Jose Luis Escriva, a member of the European Central Bank Governing Council and the Bank of Spain governor, spoke in Madrid about economic risks in the euro-zone. He noted that these risks are leaning towards the downside, although disruptive scenarios have not come to fruition.
He stated that current levels of uncertainty are the highest ever recorded, surpassing previous crises such as COVID-19, the Ukraine conflict, and the 2008 financial crisis. In the ECB’s latest meeting, the growth forecast was adjusted to 0.9% for 2024 and 1.2% for 2025.
Economic Performance Concerns
Escriva’s remarks highlight concerns about weaker-than-expected economic performance in the euro-zone. While the worst-case scenarios have not materialised, the risks are leaning towards contraction rather than expansion. This shift in outlook follows a downward revision of growth projections, indicating slower momentum for the next two years. The fact that uncertainty is considered higher than during past crises underlines the growing unpredictability in financial markets.
The adjustment to growth forecasts reinforces expectations that economic expansion will remain subdued. A downgrade to 0.9% for this year and 1.2% for next year points to weaker demand, which carries implications for central bank actions. If economic activity slows further, inflation could fall faster than initially anticipated, prompting policymakers to reconsider their approach. Market participants will need to assess whether incoming data supports these lower forecasts or if further downward revisions become necessary.
Escriva’s assessment suggests concern among policymakers about downside risks rather than upside surprises. With uncertainty surpassing previous crises, it is clear that external shocks and internal weaknesses continue to weigh on expectations. The ECB will likely monitor these risks closely, and if growth struggles, discussions about potential policy adjustments may intensify.
Market Sensitivity To Risks
We have seen how markets react when economic risks tilt downward, and traders should anticipate increased sensitivity to data releases. If upcoming reports confirm weaker conditions, asset prices could move in response to changing expectations around interest rates and monetary policy. This heightened state of unpredictability makes it necessary to interpret economic signals with greater precision, particularly as policymakers gauge whether they need to adapt their stance.

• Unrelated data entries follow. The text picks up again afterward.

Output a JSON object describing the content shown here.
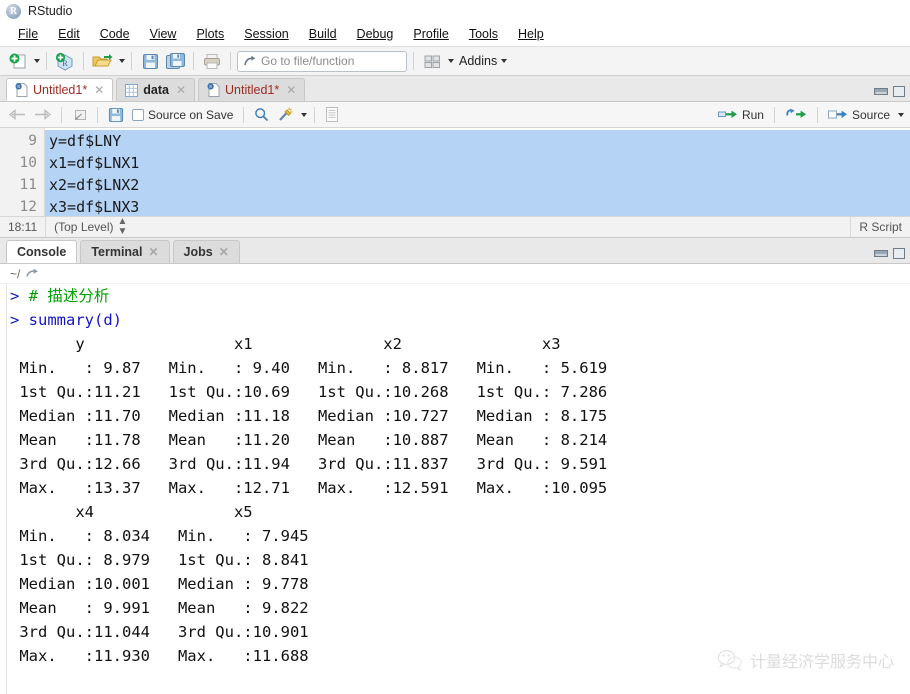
{
  "window": {
    "title": "RStudio",
    "logo_letter": "R"
  },
  "menubar": {
    "items": [
      {
        "label": "File",
        "accel": "F"
      },
      {
        "label": "Edit",
        "accel": "E"
      },
      {
        "label": "Code",
        "accel": "C"
      },
      {
        "label": "View",
        "accel": "V"
      },
      {
        "label": "Plots",
        "accel": "P"
      },
      {
        "label": "Session",
        "accel": "S"
      },
      {
        "label": "Build",
        "accel": "B"
      },
      {
        "label": "Debug",
        "accel": "D"
      },
      {
        "label": "Profile",
        "accel": "P"
      },
      {
        "label": "Tools",
        "accel": "T"
      },
      {
        "label": "Help",
        "accel": "H"
      }
    ]
  },
  "toolbar": {
    "new_file_icon": "new-file-icon",
    "new_project_icon": "new-project-icon",
    "open_file_icon": "open-folder-icon",
    "save_icon": "save-icon",
    "save_all_icon": "save-all-icon",
    "print_icon": "print-icon",
    "goto_placeholder": "Go to file/function",
    "goto_value": "",
    "workspace_panes_icon": "workspace-panes-icon",
    "addins_label": "Addins"
  },
  "source_pane": {
    "tabs": [
      {
        "label": "Untitled1*",
        "icon": "r-script-icon",
        "active": true,
        "closable": true
      },
      {
        "label": "data",
        "icon": "data-grid-icon",
        "active": false,
        "closable": true
      },
      {
        "label": "Untitled1*",
        "icon": "r-script-icon",
        "active": false,
        "closable": true
      }
    ],
    "toolbar": {
      "back_icon": "back-arrow-icon",
      "forward_icon": "forward-arrow-icon",
      "popout_icon": "show-in-new-window-icon",
      "save_icon": "save-icon",
      "source_on_save_label": "Source on Save",
      "source_on_save_checked": false,
      "find_icon": "search-icon",
      "magic_icon": "code-tools-icon",
      "compile_report_icon": "compile-report-icon",
      "run_label": "Run",
      "rerun_icon": "re-run-icon",
      "source_label": "Source"
    },
    "code_lines": [
      {
        "number": "9",
        "text": "y=df$LNY",
        "selected": true
      },
      {
        "number": "10",
        "text": "x1=df$LNX1",
        "selected": true
      },
      {
        "number": "11",
        "text": "x2=df$LNX2",
        "selected": true
      },
      {
        "number": "12",
        "text": "x3=df$LNX3",
        "selected": true
      }
    ],
    "status": {
      "cursor_position": "18:11",
      "scope": "(Top Level)",
      "file_type": "R Script"
    }
  },
  "console_pane": {
    "tabs": [
      {
        "label": "Console",
        "active": true,
        "closable": false
      },
      {
        "label": "Terminal",
        "active": false,
        "closable": true
      },
      {
        "label": "Jobs",
        "active": false,
        "closable": true
      }
    ],
    "working_directory": "~/",
    "lines": [
      {
        "kind": "prompt-comment",
        "prompt": "> ",
        "text": "# 描述分析"
      },
      {
        "kind": "prompt-code",
        "prompt": "> ",
        "text": "summary(d)"
      },
      {
        "kind": "output",
        "text": "       y                x1              x2               x3        "
      },
      {
        "kind": "output",
        "text": " Min.   : 9.87   Min.   : 9.40   Min.   : 8.817   Min.   : 5.619  "
      },
      {
        "kind": "output",
        "text": " 1st Qu.:11.21   1st Qu.:10.69   1st Qu.:10.268   1st Qu.: 7.286  "
      },
      {
        "kind": "output",
        "text": " Median :11.70   Median :11.18   Median :10.727   Median : 8.175  "
      },
      {
        "kind": "output",
        "text": " Mean   :11.78   Mean   :11.20   Mean   :10.887   Mean   : 8.214  "
      },
      {
        "kind": "output",
        "text": " 3rd Qu.:12.66   3rd Qu.:11.94   3rd Qu.:11.837   3rd Qu.: 9.591  "
      },
      {
        "kind": "output",
        "text": " Max.   :13.37   Max.   :12.71   Max.   :12.591   Max.   :10.095  "
      },
      {
        "kind": "output",
        "text": "       x4               x5        "
      },
      {
        "kind": "output",
        "text": " Min.   : 8.034   Min.   : 7.945  "
      },
      {
        "kind": "output",
        "text": " 1st Qu.: 8.979   1st Qu.: 8.841  "
      },
      {
        "kind": "output",
        "text": " Median :10.001   Median : 9.778  "
      },
      {
        "kind": "output",
        "text": " Mean   : 9.991   Mean   : 9.822  "
      },
      {
        "kind": "output",
        "text": " 3rd Qu.:11.044   3rd Qu.:10.901  "
      },
      {
        "kind": "output",
        "text": " Max.   :11.930   Max.   :11.688  "
      }
    ],
    "summary_table": {
      "statistics": [
        "Min.",
        "1st Qu.",
        "Median",
        "Mean",
        "3rd Qu.",
        "Max."
      ],
      "columns": [
        {
          "name": "y",
          "values": [
            "9.87",
            "11.21",
            "11.70",
            "11.78",
            "12.66",
            "13.37"
          ]
        },
        {
          "name": "x1",
          "values": [
            "9.40",
            "10.69",
            "11.18",
            "11.20",
            "11.94",
            "12.71"
          ]
        },
        {
          "name": "x2",
          "values": [
            "8.817",
            "10.268",
            "10.727",
            "10.887",
            "11.837",
            "12.591"
          ]
        },
        {
          "name": "x3",
          "values": [
            "5.619",
            "7.286",
            "8.175",
            "8.214",
            "9.591",
            "10.095"
          ]
        },
        {
          "name": "x4",
          "values": [
            "8.034",
            "8.979",
            "10.001",
            "9.991",
            "11.044",
            "11.930"
          ]
        },
        {
          "name": "x5",
          "values": [
            "7.945",
            "8.841",
            "9.778",
            "9.822",
            "10.901",
            "11.688"
          ]
        }
      ]
    }
  },
  "watermark": {
    "text": "计量经济学服务中心",
    "logo": "wechat-logo"
  },
  "colors": {
    "selection": "#b4d3f5",
    "prompt_blue": "#1414c8",
    "comment_green": "#00a000",
    "tab_active_text": "#9e2b1f"
  }
}
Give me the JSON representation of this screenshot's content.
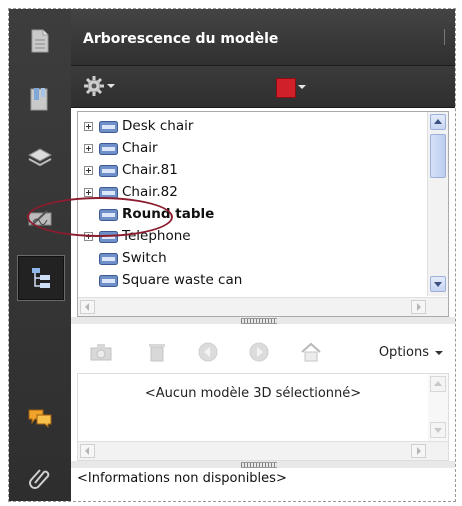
{
  "header": {
    "title": "Arborescence du modèle"
  },
  "colors": {
    "swatch": "#d0202a",
    "highlight_ellipse": "#8b1d2e",
    "nav_bg": "#3a3a3a"
  },
  "nav": {
    "items": [
      {
        "icon": "page-icon"
      },
      {
        "icon": "bookmarks-icon"
      },
      {
        "icon": "layers-icon"
      },
      {
        "icon": "signatures-icon"
      },
      {
        "icon": "model-tree-icon",
        "active": true
      },
      {
        "icon": "comments-icon"
      },
      {
        "icon": "attachment-icon"
      }
    ]
  },
  "tree": {
    "items": [
      {
        "label": "Desk chair",
        "expandable": true
      },
      {
        "label": "Chair",
        "expandable": true
      },
      {
        "label": "Chair.81",
        "expandable": true
      },
      {
        "label": "Chair.82",
        "expandable": true
      },
      {
        "label": "Round table",
        "expandable": false,
        "selected": true
      },
      {
        "label": "Telephone",
        "expandable": true
      },
      {
        "label": "Switch",
        "expandable": false
      },
      {
        "label": "Square waste can",
        "expandable": false
      }
    ]
  },
  "toolbar3d": {
    "options_label": "Options"
  },
  "model_info": {
    "text": "<Aucun modèle 3D sélectionné>"
  },
  "info": {
    "text": "<Informations non disponibles>"
  }
}
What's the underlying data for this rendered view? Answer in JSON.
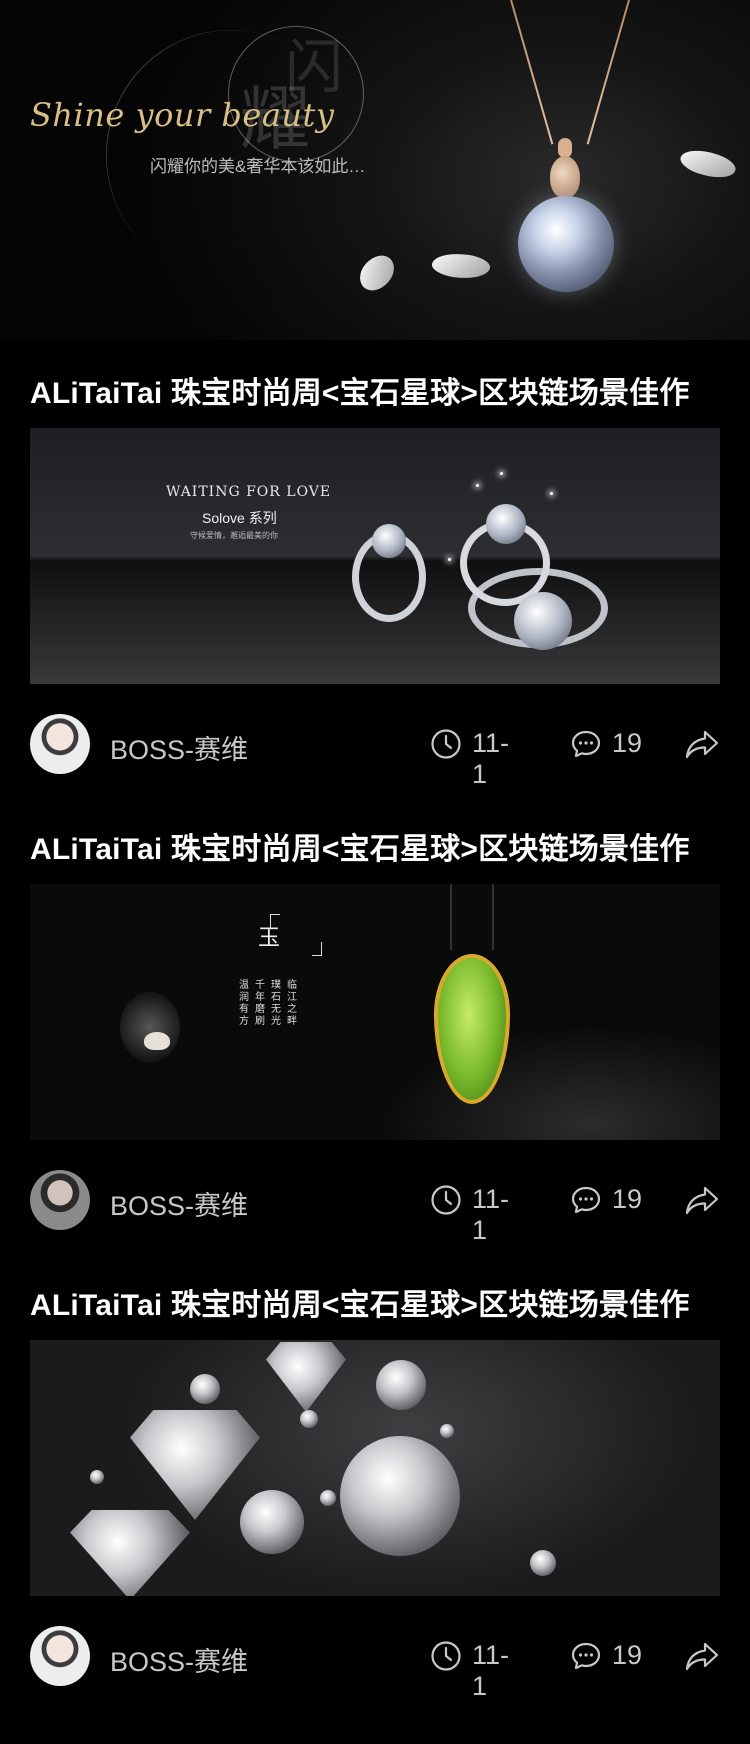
{
  "hero": {
    "script": "Shine your beauty",
    "tagline": "闪耀你的美&奢华本该如此…",
    "ghost_big": "耀",
    "ghost_small": "闪"
  },
  "articles": [
    {
      "title": "ALiTaiTai 珠宝时尚周<宝石星球>区块链场景佳作",
      "image": {
        "kind": "rings",
        "line1": "WAITING FOR LOVE",
        "line2": "Solove 系列",
        "line3": "守候爱情，邂逅最美的你"
      },
      "author": "BOSS-赛维",
      "date": "11-1",
      "comments": "19"
    },
    {
      "title": "ALiTaiTai 珠宝时尚周<宝石星球>区块链场景佳作",
      "image": {
        "kind": "jade",
        "heading": "玉",
        "col1": "临江之畔",
        "col2": "璞石无光",
        "col3": "千年磨刷",
        "col4": "温润有方"
      },
      "author": "BOSS-赛维",
      "date": "11-1",
      "comments": "19"
    },
    {
      "title": "ALiTaiTai 珠宝时尚周<宝石星球>区块链场景佳作",
      "image": {
        "kind": "diamonds"
      },
      "author": "BOSS-赛维",
      "date": "11-1",
      "comments": "19"
    }
  ],
  "icons": {
    "date": "clock-icon",
    "comments": "comment-bubble-icon",
    "share": "share-arrow-icon"
  },
  "colors": {
    "background": "#000000",
    "title": "#ffffff",
    "meta_text": "#c8c8c8",
    "hero_script": "#d8bf86"
  }
}
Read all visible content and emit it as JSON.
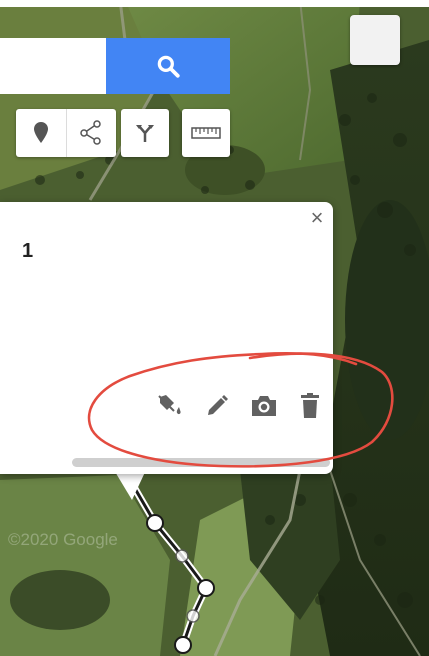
{
  "map": {
    "watermark": "©2020 Google"
  },
  "search": {
    "value": "",
    "button_icon": "search-icon"
  },
  "toolbar": {
    "tools": [
      {
        "name": "marker-icon"
      },
      {
        "name": "draw-line-icon"
      },
      {
        "name": "directions-icon"
      },
      {
        "name": "ruler-icon"
      }
    ]
  },
  "popup": {
    "title": "1",
    "close_label": "×",
    "actions": [
      {
        "name": "style-paint-icon"
      },
      {
        "name": "edit-pencil-icon"
      },
      {
        "name": "camera-icon"
      },
      {
        "name": "delete-trash-icon"
      }
    ]
  },
  "colors": {
    "search_button": "#4285f4",
    "annotation": "#e34b3f",
    "route_line": "#1a1a1a"
  }
}
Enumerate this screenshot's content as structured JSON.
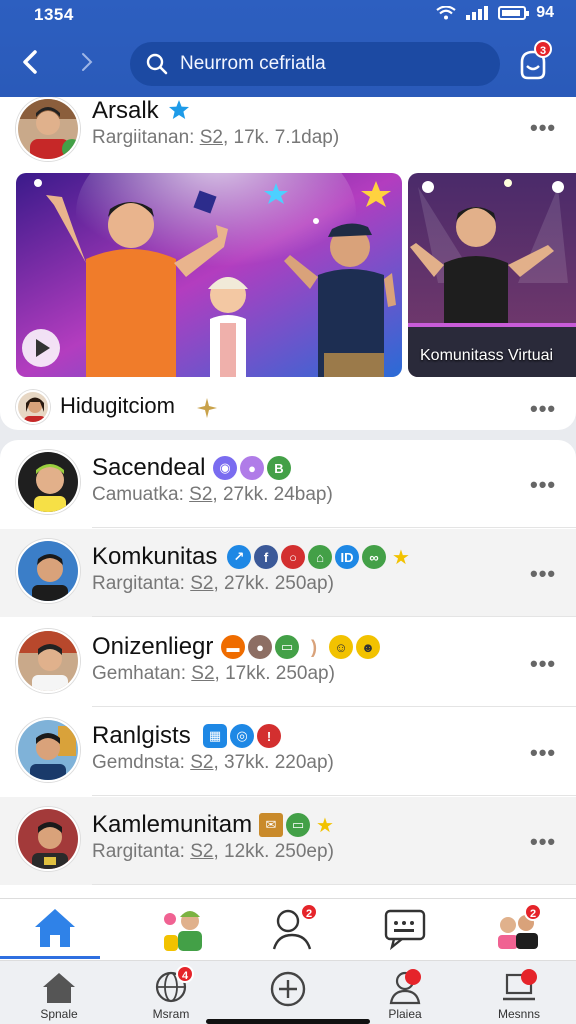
{
  "status": {
    "time": "1354",
    "battery": "94"
  },
  "header": {
    "search_text": "Neurrom cefriatla",
    "notif_count": "3"
  },
  "feed": {
    "title": "Arsalk",
    "meta_prefix": "Rargiitanan:",
    "meta_link": "S2",
    "meta_suffix": ", 17k. 7.1dap)",
    "caption2": "Komunitass Virtuai",
    "group_label": "Hidugitciom"
  },
  "list": [
    {
      "name": "Sacendeal",
      "prefix": "Camuatka:",
      "link": "S2",
      "suffix": ", 27kk. 24bap)"
    },
    {
      "name": "Komkunitas",
      "prefix": "Rargitanta:",
      "link": "S2",
      "suffix": ", 27kk. 250ap)"
    },
    {
      "name": "Onizenliegr",
      "prefix": "Gemhatan:",
      "link": "S2",
      "suffix": ", 17kk. 250ap)"
    },
    {
      "name": "Ranlgists",
      "prefix": "Gemdnsta:",
      "link": "S2",
      "suffix": ", 37kk. 220ap)"
    },
    {
      "name": "Kamlemunitam",
      "prefix": "Rargitanta:",
      "link": "S2",
      "suffix": ", 12kk. 250ep)"
    }
  ],
  "tabs": {
    "msg_badge": "2",
    "people_badge": "2"
  },
  "bottom_nav": {
    "home": "Spnale",
    "globe": "Msram",
    "globe_badge": "4",
    "profile": "Plaiea",
    "menu": "Mesnns"
  },
  "colors": {
    "accent": "#2f6fe0",
    "header": "#2d5fc0",
    "badge": "#e5242a"
  }
}
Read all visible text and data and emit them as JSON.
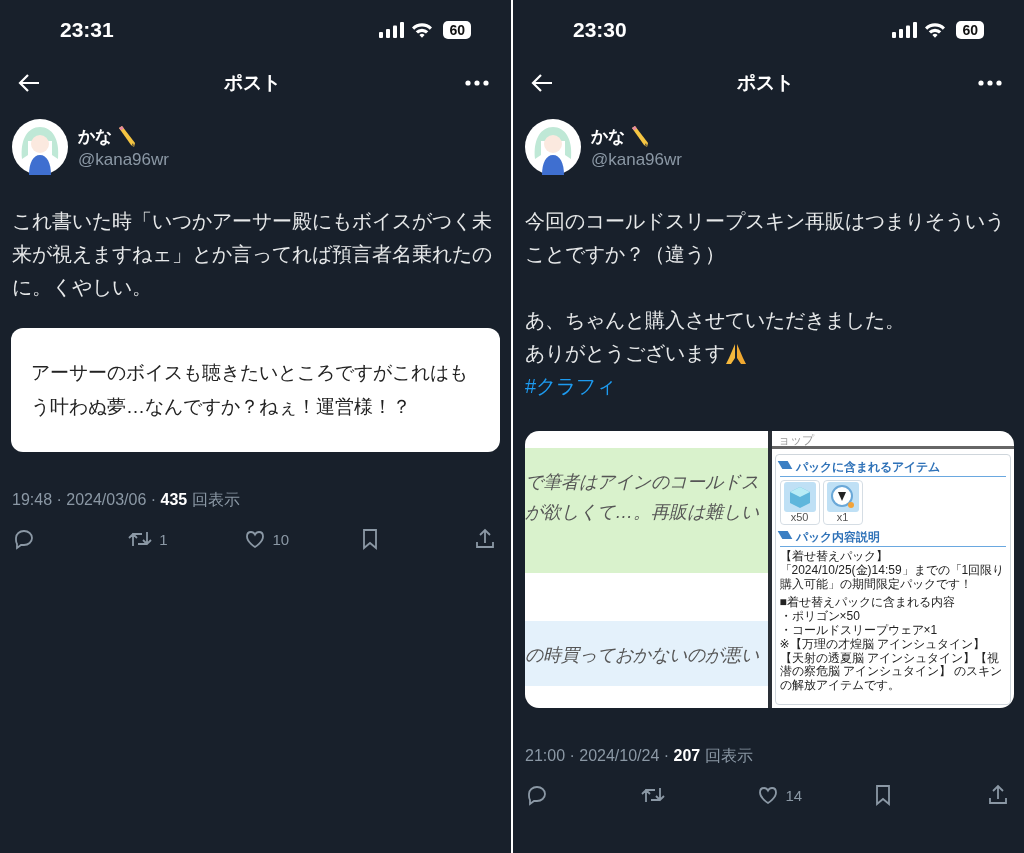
{
  "screens": [
    {
      "status_bar": {
        "time": "23:31",
        "battery": "60"
      },
      "header": {
        "title": "ポスト"
      },
      "author": {
        "name": "かな",
        "name_icon": true,
        "handle": "@kana96wr"
      },
      "body": [
        {
          "kind": "line",
          "text": "これ書いた時「いつかアーサー殿にもボイスがつく未来が視えますねェ」とか言ってれば預言者名乗れたのに。くやしい。"
        }
      ],
      "quote": {
        "text": "アーサーのボイスも聴きたいところですがこれはもう叶わぬ夢…なんですか？ねぇ！運営様！？"
      },
      "meta": {
        "line": "19:48 · 2024/03/06 · **435** 回表示"
      },
      "actions": [
        {
          "kind": "reply"
        },
        {
          "kind": "repost",
          "count": "1"
        },
        {
          "kind": "like",
          "count": "10"
        },
        {
          "kind": "bookmark"
        },
        {
          "kind": "share"
        }
      ]
    },
    {
      "status_bar": {
        "time": "23:30",
        "battery": "60"
      },
      "header": {
        "title": "ポスト"
      },
      "author": {
        "name": "かな",
        "name_icon": true,
        "handle": "@kana96wr"
      },
      "body": [
        {
          "kind": "line",
          "text": "今回のコールドスリープスキン再販はつまりそういうことですか？（違う）"
        },
        {
          "kind": "blank"
        },
        {
          "kind": "line",
          "text": "あ、ちゃんと購入させていただきました。"
        },
        {
          "kind": "line",
          "text": "ありがとうございます",
          "trailing_icon": true
        },
        {
          "kind": "hashtag",
          "text": "#クラフィ"
        }
      ],
      "attachment": {
        "left": {
          "bands": [
            {
              "color": "#d9f2cc",
              "lines": [
                "で筆者はアインのコールドス",
                "が欲しくて…。再販は難しい"
              ]
            },
            {
              "color": "#e4f1fb",
              "lines": [
                "の時買っておかないのが悪い"
              ]
            }
          ]
        },
        "right": {
          "header": "ョップ",
          "sections": [
            {
              "kind": "items",
              "title": "パックに含まれるアイテム",
              "items": [
                {
                  "kind": "cube",
                  "count": "x50"
                },
                {
                  "kind": "emblem",
                  "count": "x1"
                }
              ]
            },
            {
              "kind": "text",
              "title": "パック内容説明",
              "paragraphs": [
                [
                  "【着せ替えパック】",
                  "「2024/10/25(金)14:59」までの「1回限り購入可能」の期間限定パックです！"
                ],
                [
                  "■着せ替えパックに含まれる内容",
                  "・ポリゴン×50",
                  "・コールドスリープウェア×1",
                  "※【万理の才煌脳 アインシュタイン】【天射の透夏脳 アインシュタイン】【視潜の察危脳 アインシュタイン】 のスキンの解放アイテムです。"
                ]
              ]
            }
          ]
        }
      },
      "meta": {
        "line": "21:00 · 2024/10/24 · **207** 回表示"
      },
      "actions": [
        {
          "kind": "reply"
        },
        {
          "kind": "repost"
        },
        {
          "kind": "like",
          "count": "14"
        },
        {
          "kind": "bookmark"
        },
        {
          "kind": "share"
        }
      ]
    }
  ]
}
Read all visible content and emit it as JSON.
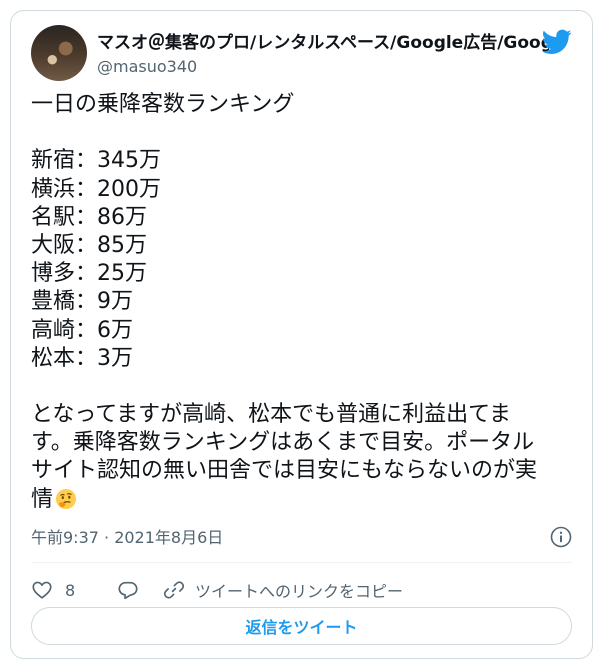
{
  "author": {
    "display_name": "マスオ＠集客のプロ/レンタルスペース/Google広告/Goog",
    "handle": "@masuo340",
    "avatar_icon": "profile-photo"
  },
  "brand": {
    "icon": "twitter-bird-icon",
    "color": "#1d9bf0"
  },
  "tweet": {
    "heading": "一日の乗降客数ランキング",
    "ranking": [
      "新宿：345万",
      "横浜：200万",
      "名駅：86万",
      "大阪：85万",
      "博多：25万",
      "豊橋：9万",
      "高崎：6万",
      "松本：3万"
    ],
    "paragraph_lines": [
      "となってますが高崎、松本でも普通に利益出てま",
      "す。乗降客数ランキングはあくまで目安。ポータル",
      "サイト認知の無い田舎では目安にもならないのが実",
      "情"
    ],
    "emoji": "thinking-face"
  },
  "meta": {
    "timestamp": "午前9:37 · 2021年8月6日"
  },
  "actions": {
    "like_count": "8",
    "copy_link_label": "ツイートへのリンクをコピー",
    "retweet_label": "返信をツイート"
  },
  "colors": {
    "text": "#0f1419",
    "secondary": "#536471",
    "border": "#cfd9de",
    "accent": "#1d9bf0"
  }
}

Escriva’s observations provide a clear indication that the path ahead is not straightforward. While inflation remains a key concern, growth concerns are becoming harder to ignore. Markets should expect policymakers to emphasise data dependency in their decisions, meaning each economic indicator will carry more weight than usual. The extent to which these risks materialise will shape future decisions, leaving little room for complacency.